News from the Tennessee Valley Opinion
SUNDAY, APRIL 30, 2006


Government pokes holes in our history in pursuit of leaks

By Paul K. McMasters

Federal officials have opened up yet another front in their increasingly aggressive efforts to control information. The primary target is the press, but the inevitable result will be to homogenize political discourse and sanitize this nation's memory of its past.

The news broke this month that, shortly after the death of legendary investigative reporter Jack Anderson last December, FBI agents contacted his widow and demanded access to 188 boxes of his papers destined for transfer to George Washington University archives.

The FBI apparently wanted to search Anderson's notes and source material for evidence to use in the government's prosecution of two former lobbyists. Agents also said they would have to remove any classified information they might find.
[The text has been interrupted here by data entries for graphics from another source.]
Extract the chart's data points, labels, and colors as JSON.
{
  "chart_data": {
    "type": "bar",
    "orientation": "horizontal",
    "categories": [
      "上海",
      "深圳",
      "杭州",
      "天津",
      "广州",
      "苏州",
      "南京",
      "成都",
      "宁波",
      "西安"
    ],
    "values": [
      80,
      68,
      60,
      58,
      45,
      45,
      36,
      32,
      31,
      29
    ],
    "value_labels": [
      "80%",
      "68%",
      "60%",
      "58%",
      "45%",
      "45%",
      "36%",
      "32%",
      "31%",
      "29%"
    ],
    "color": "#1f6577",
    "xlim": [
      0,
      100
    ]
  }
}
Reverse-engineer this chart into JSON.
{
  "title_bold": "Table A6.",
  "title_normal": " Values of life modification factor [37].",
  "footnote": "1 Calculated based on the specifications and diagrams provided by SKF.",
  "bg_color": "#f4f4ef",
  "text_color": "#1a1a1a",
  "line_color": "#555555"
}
Anderson's family rejected the demand. They doubt the papers contain anything relevant to the FBI's stated interest. More important, they see this move as a violation of Anderson's values and legacy. As Anderson himself wrote several years ago: "When something has come across my desk classified as a national security secret, it has involved the misdeeds and manipulations of people who had abused the public trust, and then had swept the evidence under the secrecy stamp."

This tug of war over the Anderson papers is just the latest in a chilling series of government threats to press practices and principles, to historical accuracy and to the public's right to know.

Journalists committed to reporting fully and responsibly on national-security issues and developments are being hauled into court and threatened with prison if they don't give up their sources inside government.

Protections for those sources are being dismantled. Investigations pursue the sources of leaks that produced such stories as the warrantless surveillance of Americans by the National Security Agency and the CIA's secret interrogation centers.

Proposals for an "official secrets act" are being floated in Congress. Government lawyers are stepping up their use of the state-secrets doctrine to cut short inconvenient court cases.

The most pernicious development in this legal adventurism, however, is the effort to get the courts to sanction the unprecedented premise that recipients of classified information can be prosecuted under the 1917 Espionage Act.

Apparently, the FBI is bolstered by that assumption in going after the Anderson papers. "Under the law, no private person may possess classified documents that were illegally provided to them," FBI spokesman Bill Carter told The New York Times.

There has never before been a prosecution of the press under the Espionage Act; indeed, there had been no prosecution of nongovernment individuals until federal prosecutors went after Steven Rosen and Keith Weissman, who were working with the American Israel Public Affairs Committee when they received classified information from a Pentagon employee. Their trial is scheduled for next month.

Although the judge in that case has endorsed the idea that recipients of orally passed classified information may be prosecuted, there are some who don't believe they need to wait for the trial's outcome. They are already calling for the use of the Espionage Act to punish journalists who have used classified information to report national-security stories.

That would be a terrible mistake.

The law's clear intent was to distinguish between spying for pernicious reasons and leaking for patriotic reasons. The 1950 amendment to the act affirmed that by stating that nothing in the law "shall be construed to authorize, require, or establish military or civilian censorship or in any way infringe upon freedom of the press or of speech as guaranteed by the Constitution of the United States."

In a 1977 memo, Anthony A. Lapham, as general counsel for the CIA, described provisions of the act that government lawyers are embracing today as "vague and clumsy" and said that when it came to publication of books and leaks to the press, "It is extremely doubtful that the provisions were intended to have applications in such situations."

Congress on numerous occasions has rejected attempts to prohibit release of any classified information whatsoever, choosing instead to punish only unauthorized release of selected categories of material.

Patrick Fitzgerald, special prosecutor in the Plame leak case, specifically and publicly declined to consider charges against the press under the Espionage Act.

Even government prosecutors in the AIPAC case concede that applying the act to the press "would raise legitimate and serious issues and would not be undertaken lightly."

That is why, until now, the Justice Department, the intelligence community and Congress have refused to apply the Espionage Act in this manner. Going after journalists, scholars, lobbyists or other recipients of leaked information would have been constitutionally reckless and politically incendiary. Further, it would have closed useful channels of governmental, political and diplomatic discourse and subverted democratic policy-making.

Yet the FBI's demand for Anderson's papers in the government's quest to extend the law's reach reveals that some government prosecutors are eager to write another ugly chapter in the Espionage Act's sordid history. In its 90 years of existence, the act has been used to send thousands of Americans to prison for exercising their First Amendment rights.

It is a history that we rightfully look back on in shame. We shouldn't repeat it.

Paul K. McMasters is First Amendment ombudsman at the First Amendment Center in Arlington, Va.